Chromatograms for nonsteroidal anti-inflammatory drugs (a) in a patient urine sample and (b) in a spike patient urine sample at 100 μgL−1.

Figure 5

Chromatograms for nonsteroidal anti-inflammatory drugs (a) in an outlet wastewater and (b) in a spike outlet wastewater sample at 25 μg L−1.

4. Conclusion

A new rapid and sensitive method for preconcentration and determination of residual of four (NSAIDs) drugs in wastewater and urine samples has been developed based on use of superparamagnetic CTAB-coated magnetic nanoparticles.
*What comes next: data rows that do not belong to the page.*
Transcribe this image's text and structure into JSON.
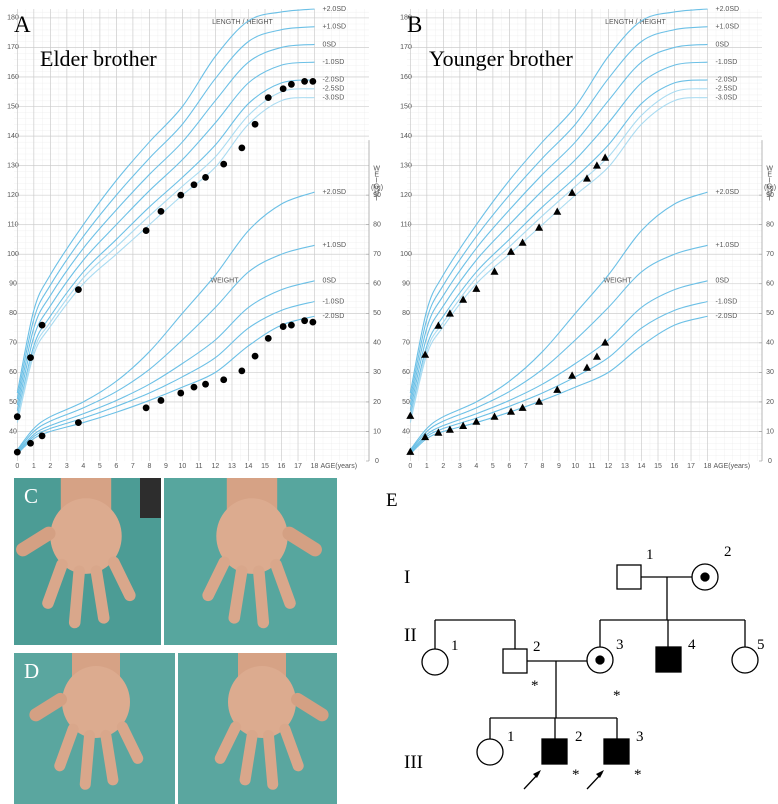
{
  "chart_data": [
    {
      "type": "line",
      "panel": "A",
      "title": "Elder brother",
      "xlabel": "AGE(years)",
      "height_label": "LENGTH / HEIGHT",
      "weight_label": "WEIGHT",
      "y2label": "WEIGHT",
      "y2unit": "(kg)",
      "xlim": [
        -0.2,
        21.3
      ],
      "xticks": [
        0,
        1,
        2,
        3,
        4,
        5,
        6,
        7,
        8,
        9,
        10,
        11,
        12,
        13,
        14,
        15,
        16,
        17,
        18
      ],
      "ylim": [
        30,
        183
      ],
      "yticks": [
        40,
        50,
        60,
        70,
        80,
        90,
        100,
        110,
        120,
        130,
        140,
        150,
        160,
        170,
        180
      ],
      "y2lim": [
        0,
        153
      ],
      "y2ticks": [
        0,
        10,
        20,
        30,
        40,
        50,
        60,
        70,
        80,
        90
      ],
      "grid": true,
      "curve_x": [
        0,
        1,
        2,
        4,
        6,
        8,
        10,
        12,
        14,
        16,
        18
      ],
      "series": [
        {
          "name": "+2.0SD",
          "axis": "y",
          "color": "#6cc0e6",
          "values": [
            53,
            81,
            93,
            110,
            125,
            138,
            150,
            167,
            179,
            182,
            183
          ]
        },
        {
          "name": "+1.0SD",
          "axis": "y",
          "color": "#6cc0e6",
          "values": [
            51,
            78,
            89.5,
            106,
            120,
            132.5,
            144,
            159.5,
            172,
            176,
            177
          ]
        },
        {
          "name": "0SD",
          "axis": "y",
          "color": "#6cc0e6",
          "values": [
            49,
            75,
            86,
            102,
            115,
            127,
            138,
            152,
            165,
            170,
            171
          ]
        },
        {
          "name": "-1.0SD",
          "axis": "y",
          "color": "#6cc0e6",
          "values": [
            47,
            72,
            82.5,
            98,
            110,
            121.5,
            132,
            144.5,
            158,
            164,
            165
          ]
        },
        {
          "name": "-2.0SD",
          "axis": "y",
          "color": "#6cc0e6",
          "values": [
            45,
            69,
            79,
            94,
            105,
            116,
            126,
            137,
            151,
            158,
            159
          ]
        },
        {
          "name": "-2.5SD",
          "axis": "y",
          "color": "#a9dbf1",
          "values": [
            44,
            67.5,
            77,
            92,
            102.5,
            113,
            123,
            133,
            147,
            155,
            156
          ]
        },
        {
          "name": "-3.0SD",
          "axis": "y",
          "color": "#a9dbf1",
          "values": [
            43,
            66,
            75.5,
            90,
            100,
            110,
            120,
            129.5,
            144,
            152,
            153
          ]
        },
        {
          "name": "+2.0SD",
          "axis": "y2",
          "color": "#6cc0e6",
          "values": [
            3.8,
            11,
            15,
            20,
            27,
            37,
            50,
            63,
            78,
            87,
            91
          ]
        },
        {
          "name": "+1.0SD",
          "axis": "y2",
          "color": "#6cc0e6",
          "values": [
            3.4,
            10,
            13.5,
            18,
            23.5,
            31,
            41,
            52,
            64,
            70,
            73
          ]
        },
        {
          "name": "0SD",
          "axis": "y2",
          "color": "#6cc0e6",
          "values": [
            3,
            9,
            12,
            16,
            20.5,
            26,
            33,
            41,
            52,
            58,
            61
          ]
        },
        {
          "name": "-1.0SD",
          "axis": "y2",
          "color": "#6cc0e6",
          "values": [
            2.7,
            8.3,
            11,
            14.5,
            18.5,
            23,
            28.5,
            35,
            45,
            51,
            54
          ]
        },
        {
          "name": "-2.0SD",
          "axis": "y2",
          "color": "#6cc0e6",
          "values": [
            2.4,
            7.6,
            10,
            13,
            16.5,
            20.5,
            25,
            30,
            39,
            46,
            49
          ]
        }
      ],
      "points": {
        "marker": "circle",
        "color": "#000000",
        "x": [
          0,
          0.8,
          1.5,
          3.7,
          7.8,
          8.7,
          9.9,
          10.7,
          11.4,
          12.5,
          13.6,
          14.4,
          15.2,
          16.1,
          16.6,
          17.4,
          17.9
        ],
        "height": [
          45,
          65,
          76,
          88,
          108,
          114.5,
          120,
          123.5,
          126,
          130.5,
          136,
          144,
          153,
          156,
          157.5,
          158.5,
          158.5
        ],
        "weight": [
          3,
          6,
          8.5,
          13,
          18,
          20.5,
          23,
          25,
          26,
          27.5,
          30.5,
          35.5,
          41.5,
          45.5,
          46,
          47.5,
          47
        ]
      }
    },
    {
      "type": "line",
      "panel": "B",
      "title": "Younger brother",
      "xlabel": "AGE(years)",
      "height_label": "LENGTH / HEIGHT",
      "weight_label": "WEIGHT",
      "y2label": "WEIGHT",
      "y2unit": "(kg)",
      "xlim": [
        -0.2,
        21.3
      ],
      "xticks": [
        0,
        1,
        2,
        3,
        4,
        5,
        6,
        7,
        8,
        9,
        10,
        11,
        12,
        13,
        14,
        15,
        16,
        17,
        18
      ],
      "ylim": [
        30,
        183
      ],
      "yticks": [
        40,
        50,
        60,
        70,
        80,
        90,
        100,
        110,
        120,
        130,
        140,
        150,
        160,
        170,
        180
      ],
      "y2lim": [
        0,
        153
      ],
      "y2ticks": [
        0,
        10,
        20,
        30,
        40,
        50,
        60,
        70,
        80,
        90
      ],
      "grid": true,
      "curve_x": [
        0,
        1,
        2,
        4,
        6,
        8,
        10,
        12,
        14,
        16,
        18
      ],
      "series": [
        {
          "name": "+2.0SD",
          "axis": "y",
          "color": "#6cc0e6",
          "values": [
            53,
            81,
            93,
            110,
            125,
            138,
            150,
            167,
            179,
            182,
            183
          ]
        },
        {
          "name": "+1.0SD",
          "axis": "y",
          "color": "#6cc0e6",
          "values": [
            51,
            78,
            89.5,
            106,
            120,
            132.5,
            144,
            159.5,
            172,
            176,
            177
          ]
        },
        {
          "name": "0SD",
          "axis": "y",
          "color": "#6cc0e6",
          "values": [
            49,
            75,
            86,
            102,
            115,
            127,
            138,
            152,
            165,
            170,
            171
          ]
        },
        {
          "name": "-1.0SD",
          "axis": "y",
          "color": "#6cc0e6",
          "values": [
            47,
            72,
            82.5,
            98,
            110,
            121.5,
            132,
            144.5,
            158,
            164,
            165
          ]
        },
        {
          "name": "-2.0SD",
          "axis": "y",
          "color": "#6cc0e6",
          "values": [
            45,
            69,
            79,
            94,
            105,
            116,
            126,
            137,
            151,
            158,
            159
          ]
        },
        {
          "name": "-2.5SD",
          "axis": "y",
          "color": "#a9dbf1",
          "values": [
            44,
            67.5,
            77,
            92,
            102.5,
            113,
            123,
            133,
            147,
            155,
            156
          ]
        },
        {
          "name": "-3.0SD",
          "axis": "y",
          "color": "#a9dbf1",
          "values": [
            43,
            66,
            75.5,
            90,
            100,
            110,
            120,
            129.5,
            144,
            152,
            153
          ]
        },
        {
          "name": "+2.0SD",
          "axis": "y2",
          "color": "#6cc0e6",
          "values": [
            3.8,
            11,
            15,
            20,
            27,
            37,
            50,
            63,
            78,
            87,
            91
          ]
        },
        {
          "name": "+1.0SD",
          "axis": "y2",
          "color": "#6cc0e6",
          "values": [
            3.4,
            10,
            13.5,
            18,
            23.5,
            31,
            41,
            52,
            64,
            70,
            73
          ]
        },
        {
          "name": "0SD",
          "axis": "y2",
          "color": "#6cc0e6",
          "values": [
            3,
            9,
            12,
            16,
            20.5,
            26,
            33,
            41,
            52,
            58,
            61
          ]
        },
        {
          "name": "-1.0SD",
          "axis": "y2",
          "color": "#6cc0e6",
          "values": [
            2.7,
            8.3,
            11,
            14.5,
            18.5,
            23,
            28.5,
            35,
            45,
            51,
            54
          ]
        },
        {
          "name": "-2.0SD",
          "axis": "y2",
          "color": "#6cc0e6",
          "values": [
            2.4,
            7.6,
            10,
            13,
            16.5,
            20.5,
            25,
            30,
            39,
            46,
            49
          ]
        }
      ],
      "points": {
        "marker": "triangle",
        "color": "#000000",
        "x": [
          0,
          0.9,
          1.7,
          2.4,
          3.2,
          4.0,
          5.1,
          6.1,
          6.8,
          7.8,
          8.9,
          9.8,
          10.7,
          11.3,
          11.8
        ],
        "height": [
          45.2,
          65.9,
          75.7,
          79.8,
          84.5,
          88.2,
          94,
          100.7,
          103.8,
          108.9,
          114.3,
          120.7,
          125.5,
          129.9,
          132.6
        ],
        "weight": [
          3,
          8,
          9.5,
          10.5,
          11.8,
          13.2,
          14.9,
          16.6,
          17.9,
          20,
          24,
          28.8,
          31.5,
          35.2,
          40
        ]
      }
    }
  ],
  "photos": [
    {
      "label": "C"
    },
    {
      "label": "D"
    }
  ],
  "pedigree": {
    "label": "E",
    "generations": [
      "I",
      "II",
      "III"
    ],
    "members": [
      {
        "number": "1"
      },
      {
        "number": "2"
      },
      {
        "number": "1"
      },
      {
        "number": "2",
        "note": "*"
      },
      {
        "number": "3",
        "note": "*"
      },
      {
        "number": "4"
      },
      {
        "number": "5"
      },
      {
        "number": "1"
      },
      {
        "number": "2",
        "note": "*"
      },
      {
        "number": "3",
        "note": "*"
      }
    ]
  }
}
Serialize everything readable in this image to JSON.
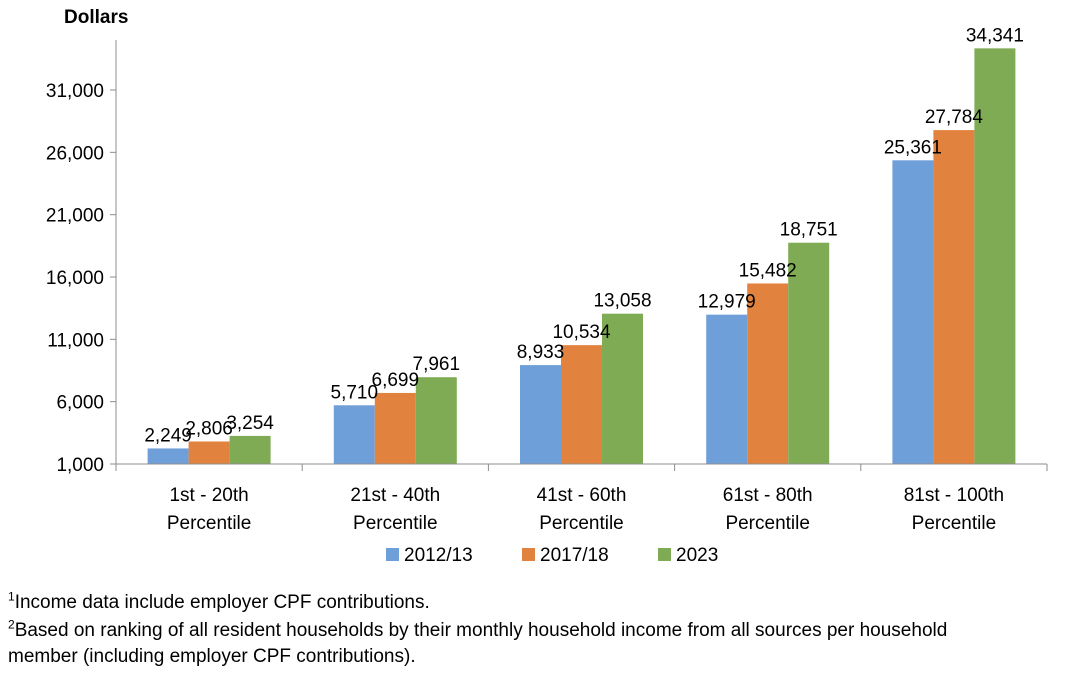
{
  "chart_data": {
    "type": "bar",
    "ylabel": "Dollars",
    "xlabel": "",
    "ylim": [
      1000,
      35000
    ],
    "yticks": [
      1000,
      6000,
      11000,
      16000,
      21000,
      26000,
      31000
    ],
    "ytick_labels": [
      "1,000",
      "6,000",
      "11,000",
      "16,000",
      "21,000",
      "26,000",
      "31,000"
    ],
    "categories": [
      [
        "1st - 20th",
        "Percentile"
      ],
      [
        "21st - 40th",
        "Percentile"
      ],
      [
        "41st - 60th",
        "Percentile"
      ],
      [
        "61st - 80th",
        "Percentile"
      ],
      [
        "81st - 100th",
        "Percentile"
      ]
    ],
    "series": [
      {
        "name": "2012/13",
        "color": "#6f9fd8",
        "values": [
          2249,
          5710,
          8933,
          12979,
          25361
        ],
        "labels": [
          "2,249",
          "5,710",
          "8,933",
          "12,979",
          "25,361"
        ]
      },
      {
        "name": "2017/18",
        "color": "#e2823f",
        "values": [
          2806,
          6699,
          10534,
          15482,
          27784
        ],
        "labels": [
          "2,806",
          "6,699",
          "10,534",
          "15,482",
          "27,784"
        ]
      },
      {
        "name": "2023",
        "color": "#7fab55",
        "values": [
          3254,
          7961,
          13058,
          18751,
          34341
        ],
        "labels": [
          "3,254",
          "7,961",
          "13,058",
          "18,751",
          "34,341"
        ]
      }
    ],
    "legend_position": "bottom",
    "grid": false
  },
  "footnotes": [
    {
      "mark": "1",
      "text": "Income data include employer CPF contributions."
    },
    {
      "mark": "2",
      "text": "Based on ranking of all resident households by their monthly household income from all sources per household",
      "text2": "member (including employer CPF contributions)."
    }
  ]
}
It is clear that in comparison to other reported methods the present developed method has striking advantages such as high sensitivity, consuming low amount of organic solvent (500 μL), short analysis time (17 min), and employing small amount of nanoparticles sorbent due to their higher surface area. Further no centrifugation or filtration required for removal of magnetic CTAB-coated nanoparticles. These advantages together with the inherent high sensitivity and selectivity of HPLC make this method a reliable and robust methodology for trace analysis of organic and biological species in a variety of samples.